Strayer and Nelson intend this as an example of a judgment question. And it looks like a judgment question, but it’s not. In fact it asks Question One, “What happened?”, twice. Did Stalin’s policies industrialize the Soviet Union? And did his policies dramatically change the moral and social fabric of the Soviet Union? Strayer and Nelson make these questions look like judgment questions by using value-laden language like “success” and “assault,” but in reality neither one asks about right or wrong, good or bad.
This question has the added problem of being a false dichotomy. We see these a lot in social studies, because phrasing questions in this way is fun and makes them sound more complex than they are. But they’re almost always bad questions. In his classic book Historian’s Fallacies David Hackett Fischer gives this example: “‘Basil of Byzantium: Rat or Fink?’… Maybe Basil was the very model of a modern ratfink” (10). Strayer and Nelson do exactly the same thing with their question. Stalinism was both a successful industrialization effort and an assault on the moral and social fabric of the Soviet Union, but the question seems to preclude this answer.

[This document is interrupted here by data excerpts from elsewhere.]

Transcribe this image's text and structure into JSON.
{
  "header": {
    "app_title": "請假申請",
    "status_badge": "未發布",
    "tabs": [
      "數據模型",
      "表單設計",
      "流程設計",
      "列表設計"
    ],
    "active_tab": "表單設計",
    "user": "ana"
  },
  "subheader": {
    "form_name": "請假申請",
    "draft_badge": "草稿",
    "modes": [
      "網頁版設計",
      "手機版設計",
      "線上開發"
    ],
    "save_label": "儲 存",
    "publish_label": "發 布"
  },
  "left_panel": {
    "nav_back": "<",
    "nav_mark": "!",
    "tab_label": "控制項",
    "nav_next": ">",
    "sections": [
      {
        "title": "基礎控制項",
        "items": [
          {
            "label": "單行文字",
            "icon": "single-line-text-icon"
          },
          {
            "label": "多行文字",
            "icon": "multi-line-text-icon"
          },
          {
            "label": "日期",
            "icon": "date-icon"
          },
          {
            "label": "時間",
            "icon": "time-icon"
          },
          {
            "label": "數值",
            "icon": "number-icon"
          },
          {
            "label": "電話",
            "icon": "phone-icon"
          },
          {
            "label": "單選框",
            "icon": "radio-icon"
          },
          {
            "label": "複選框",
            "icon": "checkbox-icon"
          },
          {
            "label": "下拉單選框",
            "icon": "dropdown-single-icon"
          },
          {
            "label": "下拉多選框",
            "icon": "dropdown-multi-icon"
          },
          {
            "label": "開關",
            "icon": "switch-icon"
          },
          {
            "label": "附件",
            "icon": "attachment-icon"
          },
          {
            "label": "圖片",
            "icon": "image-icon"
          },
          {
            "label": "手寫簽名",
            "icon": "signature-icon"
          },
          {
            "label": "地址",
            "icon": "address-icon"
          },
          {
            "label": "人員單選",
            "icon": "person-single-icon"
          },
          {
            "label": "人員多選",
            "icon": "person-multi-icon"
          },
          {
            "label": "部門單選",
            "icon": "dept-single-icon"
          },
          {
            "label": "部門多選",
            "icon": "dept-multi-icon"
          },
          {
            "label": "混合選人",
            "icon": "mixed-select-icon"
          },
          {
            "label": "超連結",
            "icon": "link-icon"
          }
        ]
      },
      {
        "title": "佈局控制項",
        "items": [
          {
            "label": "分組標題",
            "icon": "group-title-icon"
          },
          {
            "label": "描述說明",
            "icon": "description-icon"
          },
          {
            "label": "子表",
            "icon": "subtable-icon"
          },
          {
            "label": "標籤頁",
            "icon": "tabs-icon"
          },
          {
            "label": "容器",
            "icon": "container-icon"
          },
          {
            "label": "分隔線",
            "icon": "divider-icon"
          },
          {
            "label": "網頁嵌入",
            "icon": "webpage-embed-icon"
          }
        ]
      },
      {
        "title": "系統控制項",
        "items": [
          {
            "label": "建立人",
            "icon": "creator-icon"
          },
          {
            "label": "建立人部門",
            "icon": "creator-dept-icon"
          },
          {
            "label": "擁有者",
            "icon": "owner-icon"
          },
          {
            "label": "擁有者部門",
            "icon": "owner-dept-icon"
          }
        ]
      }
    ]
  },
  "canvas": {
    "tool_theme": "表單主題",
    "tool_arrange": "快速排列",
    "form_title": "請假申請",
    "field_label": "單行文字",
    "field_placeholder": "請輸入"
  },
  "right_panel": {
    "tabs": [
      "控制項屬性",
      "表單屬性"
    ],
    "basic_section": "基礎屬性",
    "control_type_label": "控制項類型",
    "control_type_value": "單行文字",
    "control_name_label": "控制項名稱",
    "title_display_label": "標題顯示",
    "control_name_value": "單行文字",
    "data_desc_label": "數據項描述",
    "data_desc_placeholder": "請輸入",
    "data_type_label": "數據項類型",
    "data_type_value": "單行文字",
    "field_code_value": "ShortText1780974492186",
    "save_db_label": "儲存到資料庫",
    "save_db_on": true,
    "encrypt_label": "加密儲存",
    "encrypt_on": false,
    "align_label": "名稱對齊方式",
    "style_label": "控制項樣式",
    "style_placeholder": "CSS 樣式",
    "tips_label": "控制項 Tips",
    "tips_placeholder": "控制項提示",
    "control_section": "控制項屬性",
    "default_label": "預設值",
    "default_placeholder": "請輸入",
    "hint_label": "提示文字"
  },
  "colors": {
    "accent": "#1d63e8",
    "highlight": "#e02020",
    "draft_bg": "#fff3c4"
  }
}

TRAINING CITIZENS IN JUDGMENT
The judgment question that Strayer and Nelson are really trying to ask is, I think, “How should we publicly remember Stalin?” Our answer to that depends on the answers to Questions One, Two, and Three, but it also depends on our own values and beliefs. And while professional historians may choose to shy away from explicit judgment, citizens cannot and should not. That’s why we like to think of every 4QM social studies unit as a practicum in judgment. Almost none of the students we teach will become historians, but all will be citizens. They need practice in making judgments about the past we all share so that we can build our common future together.
The Four Question Method helps students, and citizens, to do that. It makes history more clear and helps us all think.
J.B.
*I know that there is an argument in academia (and on social media) about whether rules of evidence and reason actually exist. At 4QM Teaching, we believe that they do.